Ainsi, Patricia Bullrich (ministre de la Sécurité) a justifié la fermeture de Télam car « les informations parviennent aujourd’hui par Twitter. Twitter est bien plus important qu’avoir une agence de presse ». Ironiquement, le chef de Reuters pour la région avait dû corriger la ministre. En effet, dans la même déclaration, elle a affirmé que l’agence britannique employait 250 journalistes à travers le monde afin de faire croire, par comparaison, que le millier de journalistes pour la seule Argentine de Télam fussent des fainéants ou des inutiles. (En réalité, Reuters emploie plus de 2500 journalistes et Télam était présent dans de nombreux pays). Quoiqu’il en soit, outre sa bêtise, Bullrich a exprimé tout le mépris dans lequel elle tient le journalisme. Mépris qu’il était tout à fait inutile d’exposer s’il ne s’agissait que d’une question d’économie budgétaire.
Plus cynique et insultant, le communiqué officiel du ministère du Capital Humain[1], annonçant des coupes drastiques dans le budget de l’INCAA, se félicitait que « les années où les festivals de ciné se finançaient avec la faim de milliers d’enfants sont terminées ». Sachant que ce même ministère a littéralement coupé les vivres à des centaines de milliers de personnes qui dépendaient de la distribution de nourritures fournies par l’État, le message est abject. Pour ce qui nous intéresse, néanmoins, il est surtout inutilement insultant à l’endroit du monde du cinéma. De nouveau, il y a une hargne particulière qui s’exprime, cette fois de la part d’une ancienne figure de second rang de la télévision. (Sandra Pettovello, ministre du Capital Humain, était auparavant « journaliste » d’une émission d’infotainment au travail plus assimilable à de la propagande que de la mise à la connaissance publique de faits).
Enfin, dans une belle confusion faite de comparaisons absurdes Milei a estimé que le CONICET avait un personnel pléthorique pour des résultats médiocres par rapport à ceux de la NASA. Il existe bien une agence dédiée aux activités spatiales en Argentine (la CONAE) mais elle n’emploie que 288 personnes. D’ailleurs, le CONICET est mieux noté que la NASA (avec un financement soixante-douze fois inférieur) dans la catégorie des organismes gouvernementaux de recherche, selon l’indicateur SCMimago (qui se dédie à cette activité particulièrement imbécile – et néfaste – de classer les institutions de recherche et l’influence de chaque revue scientifique).

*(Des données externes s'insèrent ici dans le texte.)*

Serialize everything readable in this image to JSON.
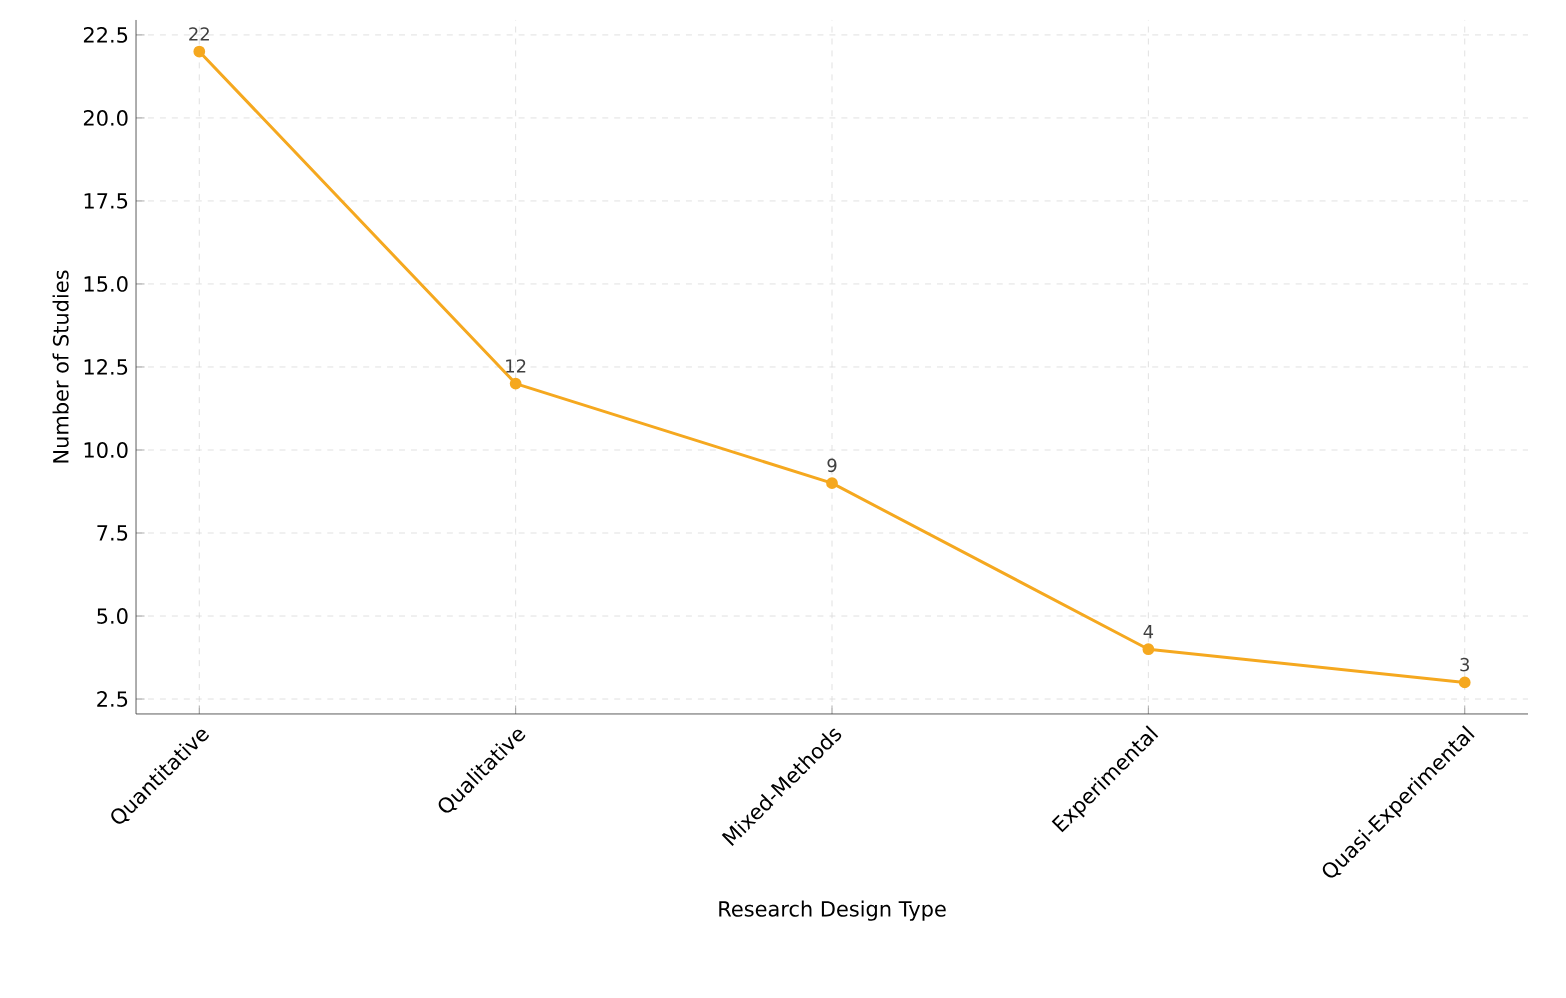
{
  "chart_data": {
    "type": "line",
    "xlabel": "Research Design Type",
    "ylabel": "Number of Studies",
    "categories": [
      "Quantitative",
      "Qualitative",
      "Mixed-Methods",
      "Experimental",
      "Quasi-Experimental"
    ],
    "values": [
      22,
      12,
      9,
      4,
      3
    ],
    "color": "#f5a81f",
    "marker": "circle",
    "line_style": "solid",
    "data_labels": true,
    "grid": true,
    "ylim": [
      2.05,
      22.95
    ],
    "yticks": [
      {
        "value": 2.5,
        "label": "2.5"
      },
      {
        "value": 5,
        "label": "5.0"
      },
      {
        "value": 7.5,
        "label": "7.5"
      },
      {
        "value": 10,
        "label": "10.0"
      },
      {
        "value": 12.5,
        "label": "12.5"
      },
      {
        "value": 15,
        "label": "15.0"
      },
      {
        "value": 17.5,
        "label": "17.5"
      },
      {
        "value": 20,
        "label": "20.0"
      },
      {
        "value": 22.5,
        "label": "22.5"
      }
    ]
  }
}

Plus généralement, l’éducation publique est considérée comme une machine à « laver les cerveaux », selon l’expression maintes fois répétée par Milei qui réactive ainsi le mythe et la grande peur anticommuniste des années 1950 octroyant au camp communiste la capacité d’intervenir sur les cerveaux afin de les téléguider[2]. Milei est totalement embarqué dans une fantasmagorique croissante contre le communisme, bien résumé par le communiqué annonçant son déplacement au Forum économique mondial de Davos : « L’objectif du voyage est de promouvoir les idées de Liberté dans un forum contaminé par l’agenda socialiste 2030 qui n’apportera que misère au monde » (16 janvier 2023).
Une stratégie réfléchie mise en œuvre par des marginaux
La hargne verbale qui accompagne le démantèlement des institutions culturelles peut certes être considérée comme la forme habituelle de Milei et ses proches de s’exprimer, souvent ordurière presque toujours insane. Il est en effet rare que vingt-quatre heures ne se passent sans que Milei n’insulte une personne ou un groupe. Par ailleurs, cette détestation des espaces culturels se comprend de la part de personnes marginales, et souvent méprisées, à l’intérieur de ces mêmes espaces. Milei est un professeur d’économie d’une université peu prestigieuse, qui a adopté un crédo totalement discrédité, aussi bien par les keynésiens que les néolibéraux. Pentocaveo provient d’une émission, qui se prétend de journalisme, méprisée par la profession. La sœur de Milei – surnommée par son frère « le chef » – s’est spécialisée dans la télépathie avec des animaux, y compris morts, afin de permettre à Javier de communiquer avec son défunt chien, Conan (baptisé en l’honneur au barbare). Bref, ce sont des gens moqués et méprisés par le monde des sciences, de la culture et des arts. En retour, il est assez compréhensible qu’ils nous détestent, artistes, intellectuels, scientifiques.
Cette explication, entre le sociologique (un secteur marginal de la sphère culturelle) et le psychologique (une réaction de personnes particulièrement méprisées dans leurs œuvres), reste très incomplète et assez frustre (ils nous haïssent car nous les méprisons). Il convient surtout de comprendre ces attaques dans une stratégie à l’intérieur de ce que l’idéologue de la « nouvelle droite » et proche de Milei, Agustín Laje, appelle « la bataille culturelle »[3]. Le raisonnement de Laje, à l’instar d’une Maréchal-Le Pen en France, consiste à réduire la pensée de l’émancipation de Gramsci à une stratégie de prise du pouvoir par la culture. Et, dans un renversement, il propose aux droites, une méthode inspirée de ce Gramsci (format très réduit), afin de conquérir le pouvoir ou le consolider. Dans ce cadre de pensée, rien de plus logique que d’abattre toutes les institutions faisant vivre les arts et la réflexion intellectuelle.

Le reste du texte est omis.